Waltrip’s Winston Cup career began in 1985, and he has spent most of it in the shadow of his older brother, the now-retired three-time Winston Cup champion Darrell Waltrip.

Harvick’s first Winston Cup victory – in the Cracker Barrel 500 at Atlanta Motor Speedway – was undoubtedly the most thrilling of all. Driving in only his third race after taking over for the late Dale Earnhardt in the GM Goodwrench Chevrolet, Harvick made a bold move late in the race and held off Gordon my mere inches in one of the closest finishes in Winston Cup history.

“I’ve got a lot of respect for Kevin as a driver, and that’s not the last time you’re going to see him win a race,” Gordon said. “He’s going to be around for a long time and he’ll be in victory lane a few more times, you can count on that.”

The fact that Sadler won a race isn’t so much of a surprise. He learned how to win at NASCAR’s highest level when he posted five victories in the late 1990s in the NASCAR Busch Series.

The shock of it all was that his first Winston Cup triumph came at one of the toughest places on the circuit to win – Bristol Motor Speedway – in last Sunday’s Food City 500. His victory put the Wood Brothers Racing team in the spotlight with its first triumph since 1993.

“It’s hard to put into words what this means to me,” said Sadler, in his third year in the Winston Cup Series. “Bristol has been my favorite track since I used to go there when it was just cement on both sides of the track. I got my first Busch Series win there a couple of years ago and thought it was just the most amazing thing in the world, but nothing takes precedence over the feeling I have now. I didn’t know whether to cry or shake (when he took the checkered flag).

“Honestly, I never thought about having a chance at winning. I’m a very pessimistic person. Being a realist is what I call it, but they say pessimistic. Maybe now I’ll start thinking we can win every week. Maybe we’ve got some confidence on our side.”

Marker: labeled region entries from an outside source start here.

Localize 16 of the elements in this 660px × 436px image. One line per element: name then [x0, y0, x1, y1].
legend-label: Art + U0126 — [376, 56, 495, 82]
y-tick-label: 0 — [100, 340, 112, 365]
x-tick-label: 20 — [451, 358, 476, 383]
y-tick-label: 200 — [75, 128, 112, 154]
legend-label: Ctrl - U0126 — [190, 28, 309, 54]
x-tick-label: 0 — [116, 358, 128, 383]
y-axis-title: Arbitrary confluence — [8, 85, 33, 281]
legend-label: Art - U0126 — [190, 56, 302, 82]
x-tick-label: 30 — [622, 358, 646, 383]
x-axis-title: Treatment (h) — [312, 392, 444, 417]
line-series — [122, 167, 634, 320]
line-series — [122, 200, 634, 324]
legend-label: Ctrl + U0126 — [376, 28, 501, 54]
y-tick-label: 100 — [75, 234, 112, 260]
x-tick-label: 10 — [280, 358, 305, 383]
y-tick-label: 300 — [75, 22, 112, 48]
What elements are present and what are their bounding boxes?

Park’s victory at Rockingham in the Dura-Lube/Kmart 400, although not his first, was refreshing. The protégé of Dale Earnhardt held off defending Winston Cup champion Bobby Labonte in typical Earnhardt fashion, blocking the No. 18 Pontiac from passing entering the final lap.

It took Park only 16 races to get victory No. 2 after his first one at Watkins Glen International last August.

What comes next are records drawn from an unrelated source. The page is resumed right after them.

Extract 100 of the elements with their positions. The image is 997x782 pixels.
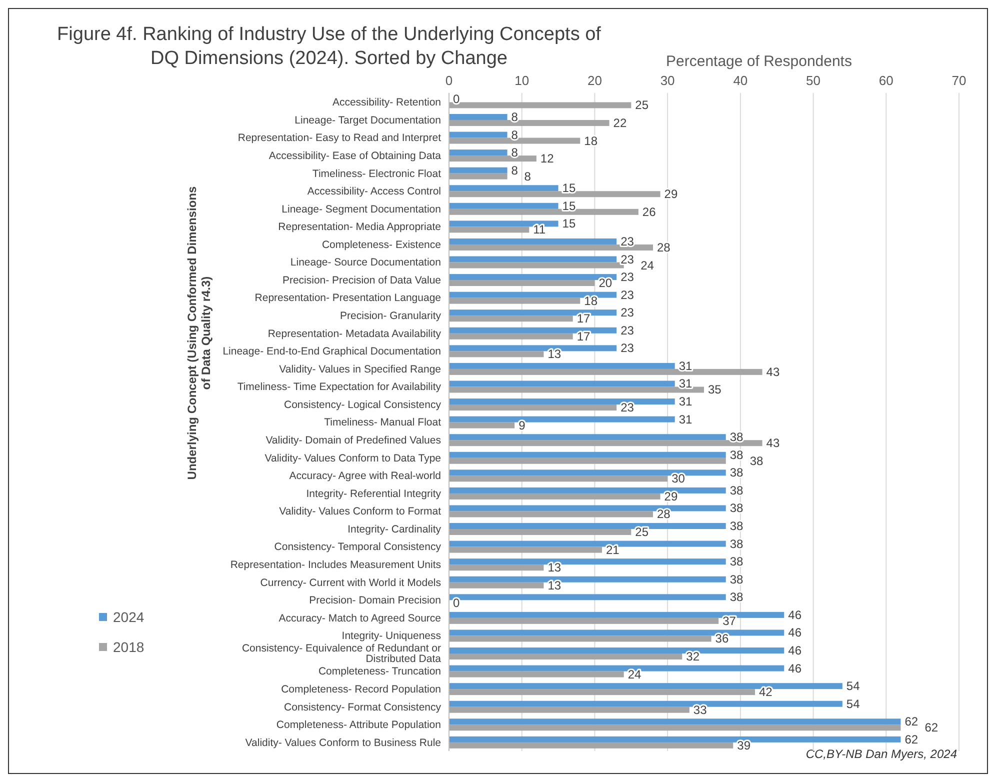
bar [449, 102, 632, 108]
x-tick-label: 40 [733, 73, 748, 88]
data-label: 38 [730, 466, 744, 480]
bar [449, 333, 573, 340]
x-tick-label: 20 [587, 73, 602, 88]
y-tick-label: Completeness- Attribute Population [276, 719, 442, 732]
y-tick-label: Consistency- Logical Consistency [284, 398, 442, 411]
bar [449, 167, 508, 174]
bar [449, 706, 690, 713]
bar [449, 487, 726, 494]
data-label: 28 [657, 507, 671, 522]
bar [449, 671, 624, 678]
x-tick-label: 60 [878, 73, 894, 88]
data-label: 31 [678, 358, 693, 373]
y-tick-label: Integrity- Uniqueness [342, 630, 441, 642]
bar [449, 523, 726, 530]
data-label: 15 [562, 198, 576, 213]
bar [449, 220, 558, 227]
data-label: 13 [548, 560, 562, 575]
data-label: 54 [846, 679, 860, 694]
annotation: CC,BY-NB Dan Myers, 2024 [806, 747, 957, 761]
y-axis-title: Underlying Concept (Using Conformed Dimensions of Data Quality r4.3) [185, 185, 213, 482]
bar [449, 274, 617, 280]
data-label: 24 [640, 258, 654, 272]
y-tick-label: Validity- Values Conform to Business Rule [245, 736, 442, 749]
bar [449, 156, 536, 162]
data-label: 23 [620, 306, 634, 320]
bar [449, 310, 617, 316]
data-label: 23 [620, 234, 634, 248]
bar [449, 416, 675, 422]
y-tick-label: Representation- Metadata Availability [268, 328, 442, 340]
data-label: 22 [613, 116, 627, 130]
bar [449, 434, 726, 440]
bar [449, 238, 617, 244]
bar [449, 618, 719, 624]
data-label: 62 [904, 732, 918, 746]
data-label: 46 [788, 626, 802, 640]
data-label: 13 [548, 578, 562, 592]
data-label: 15 [562, 181, 576, 196]
bar [449, 700, 842, 707]
data-label: 8 [511, 128, 518, 142]
y-tick-label: Accessibility- Retention [332, 96, 442, 109]
data-label: 0 [453, 92, 460, 106]
bar [449, 368, 762, 375]
y-tick-label: Precision- Domain Precision [309, 594, 442, 607]
bar [449, 540, 726, 547]
bar [449, 736, 901, 742]
data-label: 18 [584, 294, 598, 308]
data-label: 17 [576, 329, 591, 344]
data-label: 62 [924, 720, 938, 735]
y-tick-label: Precision- Precision of Data Value [282, 274, 442, 286]
bar [449, 298, 580, 304]
bar [449, 452, 726, 458]
bar [449, 724, 901, 731]
bar [449, 440, 762, 446]
data-label: 20 [598, 276, 612, 290]
bar [449, 636, 712, 642]
y-tick-label: Consistency- Format Consistency [284, 701, 442, 714]
data-label: 38 [730, 501, 744, 516]
data-label: 25 [635, 525, 649, 540]
y-tick-label: Lineage- Source Documentation [290, 256, 442, 269]
data-label: 21 [606, 542, 620, 557]
y-tick-label: Lineage- End-to-End Graphical Documentation [222, 346, 442, 358]
x-tick-label: 30 [660, 73, 675, 88]
y-tick-label: Representation- Includes Measurement Units [230, 559, 441, 571]
bar [449, 327, 617, 334]
bar [449, 470, 726, 476]
bar [449, 150, 508, 156]
data-label: 0 [453, 596, 460, 610]
x-tick-label: 0 [445, 73, 453, 88]
bar [449, 191, 660, 198]
bar [449, 345, 617, 352]
bar [449, 362, 675, 369]
y-tick-label: Integrity- Referential Integrity [306, 488, 442, 500]
bar [449, 132, 508, 138]
y-tick-label: Accessibility- Access Control [307, 186, 441, 198]
x-tick-label: 50 [806, 73, 821, 88]
bar [449, 292, 617, 298]
bar [449, 458, 726, 464]
data-label: 11 [533, 222, 546, 237]
data-label: 31 [678, 412, 693, 426]
data-label: 15 [562, 216, 576, 231]
data-label: 29 [664, 489, 678, 504]
bar [449, 558, 726, 565]
bar [449, 351, 544, 358]
x-tick-label: 70 [952, 73, 966, 88]
data-label: 38 [730, 554, 744, 569]
bar [449, 114, 508, 120]
data-label: 38 [730, 572, 744, 586]
data-label: 23 [620, 270, 634, 284]
bar [449, 630, 784, 636]
data-label: 24 [628, 667, 642, 682]
y-tick-label: Lineage- Segment Documentation [282, 203, 442, 216]
bar [449, 665, 784, 672]
bar [449, 718, 901, 725]
bar [449, 493, 660, 500]
data-label: 8 [511, 146, 518, 160]
bar [449, 505, 726, 512]
data-label: 38 [750, 454, 764, 468]
y-tick-label: Accuracy- Agree with Real-world [289, 470, 442, 482]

Who’ll be the next first-timer to win at the Winston Cup level? Will it come this Sunday in the Harrah’s 500 at Texas Motor Speedway? Speculation abounds.

Some say it will be Johnny Benson, who currently sits in fourth place in the Winston Cup points standings. The driver of the No. 10 Valvoline Pontiac has four top-10 finishes this season and has come close to winning on several occasions.

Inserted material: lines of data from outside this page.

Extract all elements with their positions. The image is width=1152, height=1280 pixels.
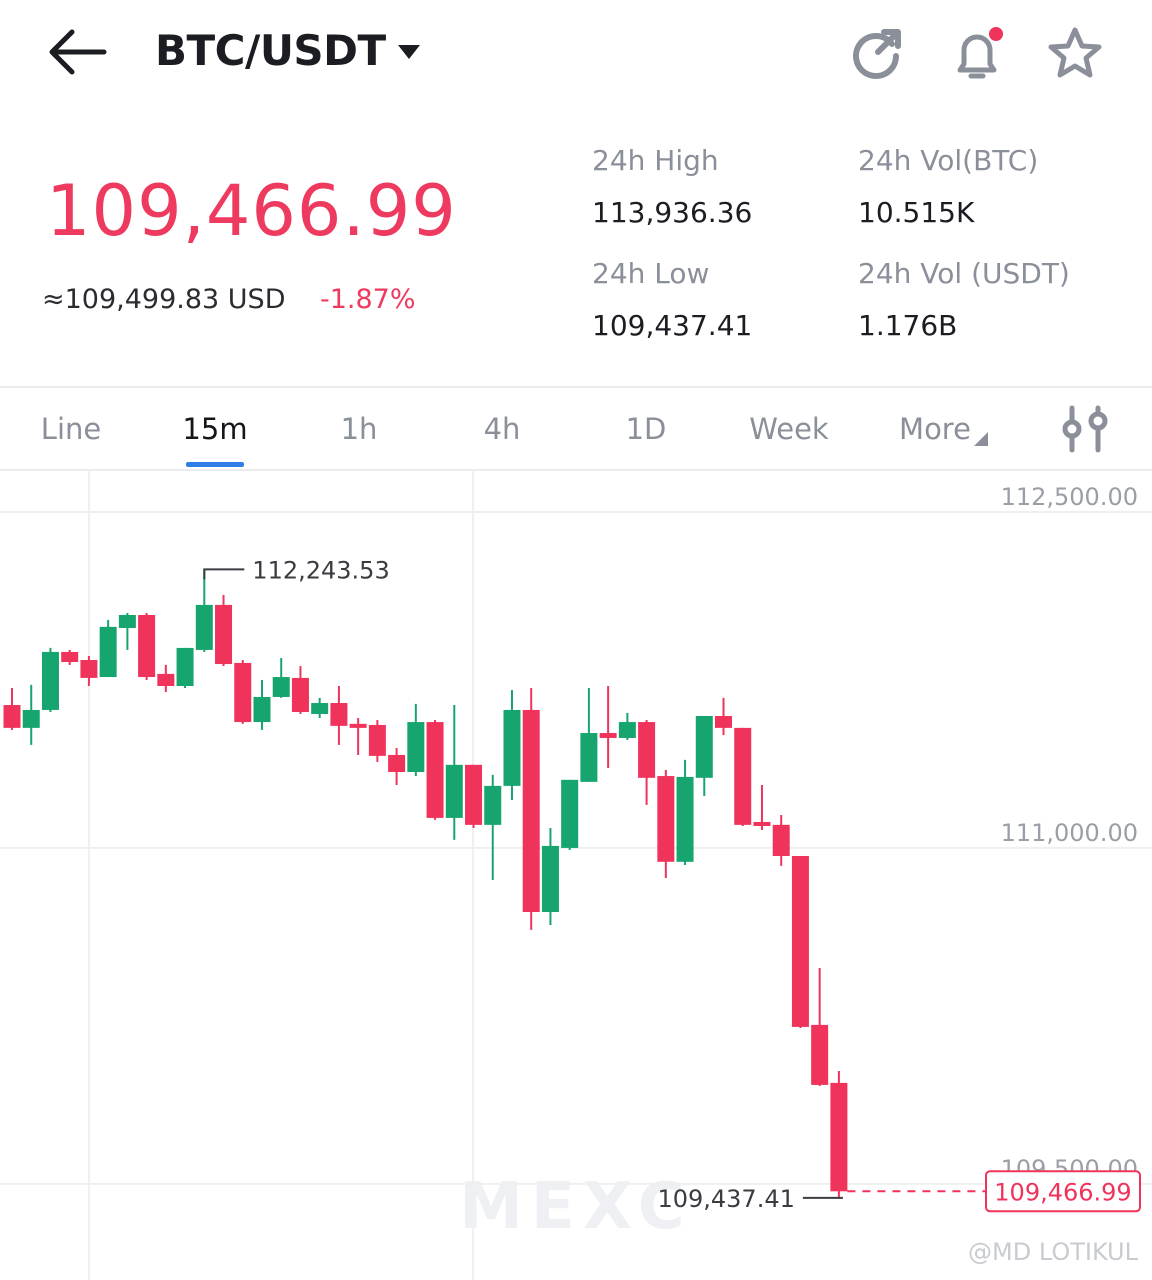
candle-body <box>118 614 136 628</box>
divider <box>0 386 1152 388</box>
stat-value: 113,936.36 <box>592 196 753 229</box>
candle-body <box>80 660 98 678</box>
price-change: -1.87% <box>320 284 416 315</box>
candle-body <box>734 727 752 825</box>
candle-body <box>41 651 59 710</box>
timeframe-tab[interactable]: More <box>899 412 971 446</box>
candle-body <box>311 703 329 714</box>
candle-body <box>791 855 809 1027</box>
candle-body <box>99 626 117 678</box>
candle-body <box>715 716 733 728</box>
candle-body <box>811 1024 829 1085</box>
candle-body <box>388 754 406 773</box>
watermark-logo: MEXC <box>459 1170 692 1244</box>
last-price-tag-label: 109,466.99 <box>994 1178 1131 1206</box>
candle-body <box>772 824 790 856</box>
candle-body <box>426 722 444 818</box>
stat-label: 24h Vol (USDT) <box>858 257 1070 290</box>
candle-body <box>541 845 559 912</box>
y-tick-label: 112,500.00 <box>1001 483 1138 511</box>
pair-title[interactable]: BTC/USDT <box>155 26 386 75</box>
watermark-author: @MD LOTIKUL <box>968 1238 1139 1266</box>
candle-body <box>61 651 79 663</box>
timeframe-tab[interactable]: Line <box>40 412 102 446</box>
favorite-icon[interactable] <box>1046 26 1104 82</box>
candle-body <box>695 716 713 778</box>
stat-label: 24h Low <box>592 257 710 290</box>
low-marker-label: 109,437.41 <box>657 1185 794 1213</box>
timeframe-tab[interactable]: 1h <box>340 412 378 446</box>
high-marker-line <box>203 568 245 580</box>
candle-body <box>330 703 348 726</box>
last-price-tag <box>985 1170 1141 1213</box>
candle-body <box>445 764 463 818</box>
candle-body <box>195 604 213 650</box>
timeframe-tab[interactable]: 15m <box>182 412 248 446</box>
candle-body <box>638 722 656 778</box>
timeframe-tab[interactable]: Week <box>749 412 829 446</box>
candle-body <box>599 733 617 738</box>
candle-body <box>580 733 598 782</box>
candle-body <box>215 604 233 665</box>
candle-body <box>272 677 290 697</box>
candle-body <box>291 677 309 712</box>
indicator-settings[interactable] <box>1058 404 1114 454</box>
candle-body <box>176 647 194 686</box>
candle-body <box>368 724 386 756</box>
candle-body <box>349 723 367 728</box>
stat-value: 109,437.41 <box>592 309 753 342</box>
candle-body <box>407 722 425 773</box>
back-button[interactable] <box>46 28 108 78</box>
candle-body <box>3 705 21 728</box>
timeframe-tab[interactable]: 1D <box>625 412 667 446</box>
candle-body <box>484 785 502 825</box>
timeframe-tab[interactable]: 4h <box>483 412 521 446</box>
candle-body <box>22 709 40 728</box>
last-price: 109,466.99 <box>46 170 457 252</box>
y-tick-label: 111,000.00 <box>1001 819 1138 847</box>
share-icon[interactable] <box>850 26 906 82</box>
candle-body <box>830 1082 848 1192</box>
candle-body <box>138 614 156 678</box>
more-caret <box>974 432 988 446</box>
stat-label: 24h Vol(BTC) <box>858 144 1039 177</box>
candle-body <box>618 722 636 738</box>
active-tab-underline <box>186 462 244 467</box>
usd-price: ≈109,499.83 USD <box>42 284 286 315</box>
alert-icon[interactable] <box>948 22 1008 82</box>
candle-body <box>253 696 271 723</box>
candle-body <box>157 673 175 686</box>
stat-value: 10.515K <box>858 196 975 229</box>
candle-body <box>561 779 579 848</box>
candle-body <box>234 662 252 723</box>
stat-label: 24h High <box>592 144 719 177</box>
divider <box>0 469 1152 471</box>
candlestick-chart: MEXC @MD LOTIKUL 112,500.00 111,000.00 109… <box>0 470 1152 1280</box>
pair-dropdown[interactable] <box>396 42 422 62</box>
candle-body <box>503 709 521 786</box>
candle-body <box>676 776 694 862</box>
stat-value: 1.176B <box>858 309 958 342</box>
high-marker-label: 112,243.53 <box>252 556 389 584</box>
candle-body <box>522 709 540 912</box>
candle-body <box>753 821 771 826</box>
candle-body <box>465 764 483 825</box>
candle-body <box>657 776 675 862</box>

Some say it could be Mike Skinner, still searching for that breakthrough victory after four-plus full seasons with Richard Childress Racing. Still others look at Dave Blaney, the second-year driver of the No. 93 Amoco Dodge, as the next driver in line, or maybe even rookie Casey Atwood.

No matter who it might be, it certainly won’t be unexpected in a season full of surprises.